We need more than just a better class of billionaire
When I hear Donald Trump go on and on (and on and on and on) about how only his magnificence can “Make America Great Again”, my thoughts invariably drift back to a scene in The Dark Knight where Heath Ledger’s Joker famously says (as he lights a giant pile of cash on fire):
Donald Trump isn’t all wrong when he complains about the nature of our federal government. He isn’t all wrong when he recalls how, because he made donations to politicians on both sides of the aisle, he could always get his phone calls returned — and frequently active government intervention on his behalf. He knows that’s how the system works. He isn’t all wrong when he correctly senses — much more than the elites in either political party — that the public has lost patience with a government that is too often out of touch and frequently out of hand.
The larger problem, though, is that Trump’s campaign has failed to connect that message with a coherent set of policies that will deliver lasting reform that would outlive a Trump presidency. (And that of course, ignores the other fundamental problems with his candidacy, like the overt racism and the unavoidable sexism and just the general fact that he comes off like an arrogant jerk.)
During the primaries, Trump mocked folks like Jeb Bush and Marco Rubio who went around raising money from wealthy Republicans like Sheldon Adelson.
Sheldon Adelson is looking to give big dollars to [Sen. Marco Rubio] because he feels he can mold him into his perfect little puppet.
The casino magnate Sheldon G. Adelson told Donald J. Trump in a private meeting last week that he was willing to contribute more to help elect him than he has to any previous campaign, a sum that could exceed $100 million, according to two Republicans with direct knowledge of Mr. Adelson’s commitment.
As significant, Mr. Adelson, a billionaire based in Las Vegas, has decided that he will significantly scale back his giving to congressional Republicans and direct most of his contributions to groups dedicated to Mr. Trump’s campaign
If elected, is Donald Trump going to do anything to take the system back from folks like Adelson? Of course he isn’t! Because doing so would also take away Trump’s own ability to game the system to his advantage. That’s why you don’t hear Donald Trump talking about campaign finance reform or term limits (Trump actively supported removing the two-term limit for mayors of New York City)or any sort of meaningful (or even non-meaningful) proposal to break the power of political insiders.
His formal issue positions — such as they are at this point — frequently just parrot standard GOP talking points on issues like taxes, guns, and health care.

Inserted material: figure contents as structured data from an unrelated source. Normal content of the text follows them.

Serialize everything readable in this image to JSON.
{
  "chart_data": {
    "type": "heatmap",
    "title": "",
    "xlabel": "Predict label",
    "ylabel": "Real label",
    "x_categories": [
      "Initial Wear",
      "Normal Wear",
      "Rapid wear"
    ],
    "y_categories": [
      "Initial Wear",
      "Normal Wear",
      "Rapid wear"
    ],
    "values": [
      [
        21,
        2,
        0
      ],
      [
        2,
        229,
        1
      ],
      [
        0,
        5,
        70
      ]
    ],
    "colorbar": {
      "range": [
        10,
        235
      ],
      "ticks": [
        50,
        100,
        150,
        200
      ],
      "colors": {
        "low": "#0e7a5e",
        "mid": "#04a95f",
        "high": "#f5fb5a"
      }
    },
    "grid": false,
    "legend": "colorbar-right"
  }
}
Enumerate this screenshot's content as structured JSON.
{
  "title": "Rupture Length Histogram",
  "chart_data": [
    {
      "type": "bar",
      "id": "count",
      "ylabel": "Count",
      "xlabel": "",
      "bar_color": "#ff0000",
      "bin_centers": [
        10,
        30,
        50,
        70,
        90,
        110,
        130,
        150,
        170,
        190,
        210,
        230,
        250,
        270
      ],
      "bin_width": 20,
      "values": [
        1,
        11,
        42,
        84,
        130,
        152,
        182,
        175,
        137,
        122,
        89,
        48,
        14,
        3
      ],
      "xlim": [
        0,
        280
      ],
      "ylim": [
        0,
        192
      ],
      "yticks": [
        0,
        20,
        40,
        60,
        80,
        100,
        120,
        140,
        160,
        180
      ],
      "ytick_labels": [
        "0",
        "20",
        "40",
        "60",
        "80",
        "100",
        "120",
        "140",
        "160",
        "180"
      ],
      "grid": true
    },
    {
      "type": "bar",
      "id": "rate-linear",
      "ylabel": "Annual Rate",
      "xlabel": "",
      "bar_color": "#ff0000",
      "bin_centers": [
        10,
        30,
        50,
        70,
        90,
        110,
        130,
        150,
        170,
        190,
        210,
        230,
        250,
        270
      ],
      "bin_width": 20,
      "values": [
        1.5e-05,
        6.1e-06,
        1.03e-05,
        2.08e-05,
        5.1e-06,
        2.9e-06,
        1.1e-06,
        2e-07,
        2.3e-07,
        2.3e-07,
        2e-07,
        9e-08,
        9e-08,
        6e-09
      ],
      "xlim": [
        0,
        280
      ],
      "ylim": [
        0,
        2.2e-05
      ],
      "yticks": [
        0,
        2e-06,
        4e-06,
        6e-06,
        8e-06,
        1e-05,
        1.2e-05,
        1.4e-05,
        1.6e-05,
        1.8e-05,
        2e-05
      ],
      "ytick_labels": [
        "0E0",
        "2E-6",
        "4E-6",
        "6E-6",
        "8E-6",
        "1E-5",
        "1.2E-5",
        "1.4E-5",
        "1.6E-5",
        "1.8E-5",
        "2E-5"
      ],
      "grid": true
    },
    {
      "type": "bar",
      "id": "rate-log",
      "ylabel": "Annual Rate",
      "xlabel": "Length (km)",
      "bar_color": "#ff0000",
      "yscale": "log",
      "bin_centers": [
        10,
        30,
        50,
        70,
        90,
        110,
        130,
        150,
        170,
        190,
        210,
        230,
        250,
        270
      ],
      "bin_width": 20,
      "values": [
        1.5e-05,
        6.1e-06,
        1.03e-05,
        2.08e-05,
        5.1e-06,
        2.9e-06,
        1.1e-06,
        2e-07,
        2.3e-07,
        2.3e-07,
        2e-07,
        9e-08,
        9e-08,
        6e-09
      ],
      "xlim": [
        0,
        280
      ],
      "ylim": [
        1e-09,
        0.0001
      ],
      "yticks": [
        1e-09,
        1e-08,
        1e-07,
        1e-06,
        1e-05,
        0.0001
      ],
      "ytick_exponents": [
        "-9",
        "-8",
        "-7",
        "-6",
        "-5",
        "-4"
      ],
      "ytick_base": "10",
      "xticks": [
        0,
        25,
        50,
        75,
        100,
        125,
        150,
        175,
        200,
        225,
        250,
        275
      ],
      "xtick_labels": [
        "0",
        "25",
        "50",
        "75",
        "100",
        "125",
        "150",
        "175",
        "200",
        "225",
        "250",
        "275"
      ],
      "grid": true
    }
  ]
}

And on his signature issue of illegal immigration, his policies are uniquely crafted to avoid impacts on American businesses. Nowhere in Trump’s immigration policies does he suggest that we should crack down on American businesses or private folks (many of whom likely live in Trump’s Manhattan buildings) that hire illegal immigrants and help to create the demand for workers that draws folks over the border in first place.
The Trump agenda, taken in its entirety, is in fact a massive slap in the face to the common folks that Trump claims to champion. His tax plan hands out massive tax cuts across the income spectrum — reducing federal tax revenue by over $900 billion per year. Offsetting tax cuts of that size would take spending cuts unheard of in American history — and cuts that would be practically impossible given Trump’s campaign promises not to touch entitlements or to “rebuild” our military.
No single man can change the rules of mathematics. No single man can fix America’s problems solely by applying his will. A cult of personality is not a strategy.
Fixing what’s wrong with America requires more than just a better class of billionaire. It requires a real agenda with real reforms backed by real people.
You may not like Donald Trump. You may not like Hillary Clinton. You may not like either of them, and that’s your right as an American.
But there are candidates out there — from your local city council and school board to state legislatures to Congress — who do deserve your support because they are trying to do the right thing for this country. Turn off the cable news and their obsession with the national horse race or the gaffe of the day. Seek these candidates out. Throw them a few bucks — you’d be amazed what even $5, $15, or $25 could do for a local candidate. Make some phone calls or drop some literature. Put a sign in your yard. And vote!
We can make America what we want it to be, not what they tell us it will become.